Whilst I did not intend repairing the failed module, I am inclined to buy a quality cap and fit it, and return the repaired unit to spares stock, it might last longer than the Chinese replacements.

Update 21/10/2022

Well I purchased some cheap Chinese caps, 20 for $2.90 incl shipping.

In fact I bought twice, the first were not delivered in 75 days so I claimed a refund. This is a common Aliexpress scam, goods were probably not shipped which means they get the money unless I follow up and claim. After some months, I have new caps which test good.

The large electrolytic on the driver board is the most common failure in my experience.

The equivalent series resistance of the failed cap was unstable at around 80Ω, should be less than 10Ω.

Above, the reworked driver. The new cap is the larger one lying on its side.
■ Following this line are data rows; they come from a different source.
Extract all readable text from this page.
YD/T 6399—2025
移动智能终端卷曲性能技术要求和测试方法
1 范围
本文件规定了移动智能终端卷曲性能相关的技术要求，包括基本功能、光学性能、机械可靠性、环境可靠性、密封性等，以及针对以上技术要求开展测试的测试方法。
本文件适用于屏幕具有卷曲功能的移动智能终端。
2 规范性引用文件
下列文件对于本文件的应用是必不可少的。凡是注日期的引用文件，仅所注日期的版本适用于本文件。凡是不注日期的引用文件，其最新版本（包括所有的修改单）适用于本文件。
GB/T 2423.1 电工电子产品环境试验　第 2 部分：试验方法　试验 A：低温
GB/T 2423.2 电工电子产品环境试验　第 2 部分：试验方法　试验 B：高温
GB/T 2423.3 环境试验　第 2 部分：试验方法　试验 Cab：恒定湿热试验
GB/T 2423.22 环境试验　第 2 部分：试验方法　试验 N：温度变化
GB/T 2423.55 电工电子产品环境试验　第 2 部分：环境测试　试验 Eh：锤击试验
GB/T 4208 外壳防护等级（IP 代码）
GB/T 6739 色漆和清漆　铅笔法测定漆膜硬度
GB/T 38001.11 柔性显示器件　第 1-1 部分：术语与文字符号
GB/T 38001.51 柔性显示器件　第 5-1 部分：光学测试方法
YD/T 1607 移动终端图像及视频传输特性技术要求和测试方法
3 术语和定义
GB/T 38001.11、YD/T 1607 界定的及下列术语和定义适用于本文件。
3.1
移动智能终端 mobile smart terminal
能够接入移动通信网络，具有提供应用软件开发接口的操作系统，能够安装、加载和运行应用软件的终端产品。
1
It was fitted to the luminaire to test it so positively determine that it works reliably after the replacement, that indeed the cap was the problem.

It has been working for some days now, it is only a matter of time before it fails again… weeks or years.

Conclusions

I have studied failure of LED lighting over 10 years or so, and just like the Compact Fluorescent Lights before them, they just do not live up to claims of life, efficiency, cost effectiveness. Post mortem analysis informs that conclusion.